ほどなくして皇城の内外を繋ぐ楼門が見えてくると、成書杏の足はますます重くなった。
門外には、成家の輿と侍女を待たせてある。それを思うだけで堪えようのない不安がもたげる。繋いでいる手に成書杏が無意識に力を込めると、しばらくの間があってから林墨燕も同じくらいの力で握り返してきた。
門を通るときに守門の皇城司がやや意表を突かれた顔をしていたが、林墨燕は気にする素振りを見せなかった。
「三娘子」
楼門を出たところで呼びかけられ、成書杏の肩が跳ねた。離離の軽い足音が、傍らまで駆け寄ってくる。
「お帰りなさいませ、三娘子。

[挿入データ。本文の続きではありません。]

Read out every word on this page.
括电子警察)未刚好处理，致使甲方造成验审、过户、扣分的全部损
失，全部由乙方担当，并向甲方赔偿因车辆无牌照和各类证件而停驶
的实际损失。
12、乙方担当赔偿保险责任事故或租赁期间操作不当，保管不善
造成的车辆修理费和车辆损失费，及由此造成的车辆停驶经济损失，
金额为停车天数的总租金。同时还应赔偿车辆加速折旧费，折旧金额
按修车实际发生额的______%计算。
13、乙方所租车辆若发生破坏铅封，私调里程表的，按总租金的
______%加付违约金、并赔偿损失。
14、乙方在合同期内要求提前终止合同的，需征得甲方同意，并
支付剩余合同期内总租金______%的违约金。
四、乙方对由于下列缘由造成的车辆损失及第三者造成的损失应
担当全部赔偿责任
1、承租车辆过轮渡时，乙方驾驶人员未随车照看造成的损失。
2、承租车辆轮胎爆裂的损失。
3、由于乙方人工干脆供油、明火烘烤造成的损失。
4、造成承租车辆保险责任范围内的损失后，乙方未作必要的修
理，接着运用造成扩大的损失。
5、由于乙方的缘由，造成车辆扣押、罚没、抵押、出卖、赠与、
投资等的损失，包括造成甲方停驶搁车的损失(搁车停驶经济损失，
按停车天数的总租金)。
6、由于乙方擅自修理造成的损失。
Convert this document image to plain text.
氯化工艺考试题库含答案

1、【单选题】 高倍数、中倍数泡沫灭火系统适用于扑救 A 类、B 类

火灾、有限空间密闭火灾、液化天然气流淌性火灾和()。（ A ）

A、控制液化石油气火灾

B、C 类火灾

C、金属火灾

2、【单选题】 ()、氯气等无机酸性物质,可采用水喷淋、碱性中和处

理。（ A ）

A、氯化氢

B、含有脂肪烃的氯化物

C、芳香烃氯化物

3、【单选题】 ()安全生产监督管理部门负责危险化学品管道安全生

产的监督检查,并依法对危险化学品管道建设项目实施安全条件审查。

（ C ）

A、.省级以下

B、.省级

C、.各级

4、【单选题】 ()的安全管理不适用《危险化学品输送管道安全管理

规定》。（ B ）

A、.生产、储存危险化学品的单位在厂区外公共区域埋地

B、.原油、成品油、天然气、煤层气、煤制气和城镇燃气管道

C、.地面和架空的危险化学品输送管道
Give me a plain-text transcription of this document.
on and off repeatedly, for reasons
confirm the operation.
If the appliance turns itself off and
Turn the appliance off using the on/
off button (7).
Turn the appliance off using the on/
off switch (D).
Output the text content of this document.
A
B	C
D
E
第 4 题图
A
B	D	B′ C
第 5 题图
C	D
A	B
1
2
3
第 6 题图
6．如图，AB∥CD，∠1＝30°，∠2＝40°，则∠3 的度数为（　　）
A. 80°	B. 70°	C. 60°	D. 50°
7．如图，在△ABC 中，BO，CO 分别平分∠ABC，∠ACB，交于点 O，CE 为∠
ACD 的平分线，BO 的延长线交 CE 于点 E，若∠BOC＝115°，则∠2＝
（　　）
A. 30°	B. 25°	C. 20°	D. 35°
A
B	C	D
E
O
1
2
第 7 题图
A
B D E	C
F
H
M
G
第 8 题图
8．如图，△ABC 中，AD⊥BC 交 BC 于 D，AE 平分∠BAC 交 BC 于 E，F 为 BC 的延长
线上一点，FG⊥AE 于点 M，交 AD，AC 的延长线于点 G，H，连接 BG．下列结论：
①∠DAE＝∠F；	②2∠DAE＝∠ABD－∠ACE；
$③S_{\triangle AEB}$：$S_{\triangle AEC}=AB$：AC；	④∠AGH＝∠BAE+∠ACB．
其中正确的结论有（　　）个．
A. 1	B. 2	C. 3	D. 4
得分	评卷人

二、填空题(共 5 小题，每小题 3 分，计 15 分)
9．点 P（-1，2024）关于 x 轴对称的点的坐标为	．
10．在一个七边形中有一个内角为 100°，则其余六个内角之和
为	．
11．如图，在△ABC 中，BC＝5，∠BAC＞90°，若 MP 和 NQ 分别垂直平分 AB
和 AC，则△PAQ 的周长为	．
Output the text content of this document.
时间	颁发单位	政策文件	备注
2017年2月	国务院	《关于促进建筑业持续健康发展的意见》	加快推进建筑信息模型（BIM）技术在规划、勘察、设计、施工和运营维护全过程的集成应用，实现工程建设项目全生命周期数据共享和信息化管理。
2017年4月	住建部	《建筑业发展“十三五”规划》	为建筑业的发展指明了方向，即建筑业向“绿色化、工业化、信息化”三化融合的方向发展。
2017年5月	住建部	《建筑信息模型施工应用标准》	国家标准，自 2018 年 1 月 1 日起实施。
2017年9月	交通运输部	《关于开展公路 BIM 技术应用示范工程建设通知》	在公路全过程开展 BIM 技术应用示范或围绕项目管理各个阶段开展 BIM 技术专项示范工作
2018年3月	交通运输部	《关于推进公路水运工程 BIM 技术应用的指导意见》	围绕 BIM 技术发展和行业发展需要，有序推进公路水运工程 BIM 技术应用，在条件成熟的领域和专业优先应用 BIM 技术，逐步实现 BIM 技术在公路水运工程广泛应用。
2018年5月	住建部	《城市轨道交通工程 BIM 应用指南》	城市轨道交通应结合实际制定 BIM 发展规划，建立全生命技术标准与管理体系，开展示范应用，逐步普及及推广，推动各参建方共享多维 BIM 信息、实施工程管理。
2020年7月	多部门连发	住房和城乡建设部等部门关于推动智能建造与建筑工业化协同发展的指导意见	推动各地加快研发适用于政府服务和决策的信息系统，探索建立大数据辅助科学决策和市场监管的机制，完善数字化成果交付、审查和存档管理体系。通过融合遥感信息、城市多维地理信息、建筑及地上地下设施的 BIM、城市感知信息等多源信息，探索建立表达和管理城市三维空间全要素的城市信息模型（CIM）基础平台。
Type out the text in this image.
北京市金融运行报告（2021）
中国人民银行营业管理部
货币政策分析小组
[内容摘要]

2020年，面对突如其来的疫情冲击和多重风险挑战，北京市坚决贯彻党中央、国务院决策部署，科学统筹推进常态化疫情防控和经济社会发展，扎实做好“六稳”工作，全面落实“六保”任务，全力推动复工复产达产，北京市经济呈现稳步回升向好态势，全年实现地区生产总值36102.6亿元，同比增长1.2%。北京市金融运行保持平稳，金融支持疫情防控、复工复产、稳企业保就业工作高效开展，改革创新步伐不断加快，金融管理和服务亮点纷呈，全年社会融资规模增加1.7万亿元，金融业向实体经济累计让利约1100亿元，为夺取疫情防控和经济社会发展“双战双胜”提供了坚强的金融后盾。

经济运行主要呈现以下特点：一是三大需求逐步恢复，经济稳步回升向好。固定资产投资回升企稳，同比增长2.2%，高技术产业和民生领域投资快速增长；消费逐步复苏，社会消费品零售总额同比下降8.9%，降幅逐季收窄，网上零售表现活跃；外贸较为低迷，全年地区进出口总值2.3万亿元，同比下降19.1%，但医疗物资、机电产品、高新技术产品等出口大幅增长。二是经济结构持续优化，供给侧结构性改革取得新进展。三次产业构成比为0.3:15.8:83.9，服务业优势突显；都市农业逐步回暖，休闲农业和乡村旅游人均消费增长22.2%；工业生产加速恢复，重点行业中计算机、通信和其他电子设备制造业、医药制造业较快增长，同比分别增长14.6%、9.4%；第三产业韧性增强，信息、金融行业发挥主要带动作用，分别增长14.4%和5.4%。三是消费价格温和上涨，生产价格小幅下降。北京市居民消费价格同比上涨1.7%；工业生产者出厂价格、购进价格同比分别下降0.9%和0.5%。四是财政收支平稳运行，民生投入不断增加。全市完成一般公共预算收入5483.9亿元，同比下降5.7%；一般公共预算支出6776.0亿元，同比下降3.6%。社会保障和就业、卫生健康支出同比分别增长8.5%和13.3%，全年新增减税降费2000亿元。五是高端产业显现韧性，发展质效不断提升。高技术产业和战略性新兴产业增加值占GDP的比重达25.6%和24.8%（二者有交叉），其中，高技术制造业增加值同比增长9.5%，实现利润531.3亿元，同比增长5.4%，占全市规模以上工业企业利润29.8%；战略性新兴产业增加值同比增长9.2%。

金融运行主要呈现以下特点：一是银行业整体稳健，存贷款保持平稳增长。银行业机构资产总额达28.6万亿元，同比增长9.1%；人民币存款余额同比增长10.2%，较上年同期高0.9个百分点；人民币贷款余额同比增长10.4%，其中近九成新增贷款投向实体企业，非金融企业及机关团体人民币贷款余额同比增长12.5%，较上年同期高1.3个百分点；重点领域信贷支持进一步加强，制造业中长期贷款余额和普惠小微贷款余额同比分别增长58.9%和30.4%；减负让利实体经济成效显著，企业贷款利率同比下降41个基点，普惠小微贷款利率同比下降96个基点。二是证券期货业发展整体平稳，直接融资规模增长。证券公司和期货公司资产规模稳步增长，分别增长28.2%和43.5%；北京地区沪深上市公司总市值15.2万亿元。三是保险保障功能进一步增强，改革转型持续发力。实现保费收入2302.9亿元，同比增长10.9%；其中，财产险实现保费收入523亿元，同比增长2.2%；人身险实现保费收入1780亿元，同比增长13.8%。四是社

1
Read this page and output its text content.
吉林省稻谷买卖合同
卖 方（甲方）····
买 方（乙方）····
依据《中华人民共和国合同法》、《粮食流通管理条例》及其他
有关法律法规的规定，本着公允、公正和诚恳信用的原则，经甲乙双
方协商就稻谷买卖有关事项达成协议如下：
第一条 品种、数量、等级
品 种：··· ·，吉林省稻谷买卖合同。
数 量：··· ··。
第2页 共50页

四娘子のごようすは、いかがでしたか」
離離は普段と変わらぬ、落ち着いた調子で語りかけてくる。そのことが言いようのないほど恐ろしく感じられて、成書杏は振り向けなかった。林墨燕と繋いだままの手に視線を落とし、ただじっと唇を引き結ぶ。
「三娘子?」
うつむいたままの成書杏を怪訝に思ったようすで、離離が顔を覗き込んできた。成書杏は慌てて顔を逸らし、繋いでいた手も素早く振り払って引っ込めた。その動作が離離をさらに不審に思わせると分かっていても、縺れた感情では彼女の顔を見ることさえ成書杏には負担だった。
すると、令嬢と侍女の間へ割って入るように、林墨燕が食盒を差し出した。
「成三娘子は初めて牢獄を見て気分が悪くなったらしい。早く連れ帰って休ませてやれ」
食盒を押しつけられた離離は、戸惑い顔で林墨燕を見上げる。それからもう一度だけ成書杏の方を見て、彼の言う通りらしいと判断したようすで食盒を受けとった。
「かしこまりました。お心づかい感謝いたします」
離離が礼儀に則った挨拶をする。その間に成書杏は彼女の脇をすり抜けて、門の脇で待っている輿へ向かった。離離がまた傍へくる前に素早く輿へ乗り込み、簾を下ろさせる。
「できるだけ急いで帰って」
成書杏の急かす声に応えて、慎重に担ぎ上げられた輿がすぐに進み出す。
「三娘子、お体は大丈夫ですか」
簾越しにまた離離が声をかけてきた。成書杏が返事をせずにいると、歳下の侍女はついに諦めたように黙り込んだ。
いつも通りに輿の横をつき従って歩く侍女の足音を聞きながら、成書杏は深く深く息を吐き出した。
自分の態度がよくないのは重々自覚している。それでも今は、感情と思考を整理する時間を置かなければ、離離になにを言ってしまうか分からなかった。
成紅杏を陥れた方法が『霜葉紅』の通りだとしたら、実行できるのは成書杏を除いて――共に巧果作りをした離離しかいないのだから。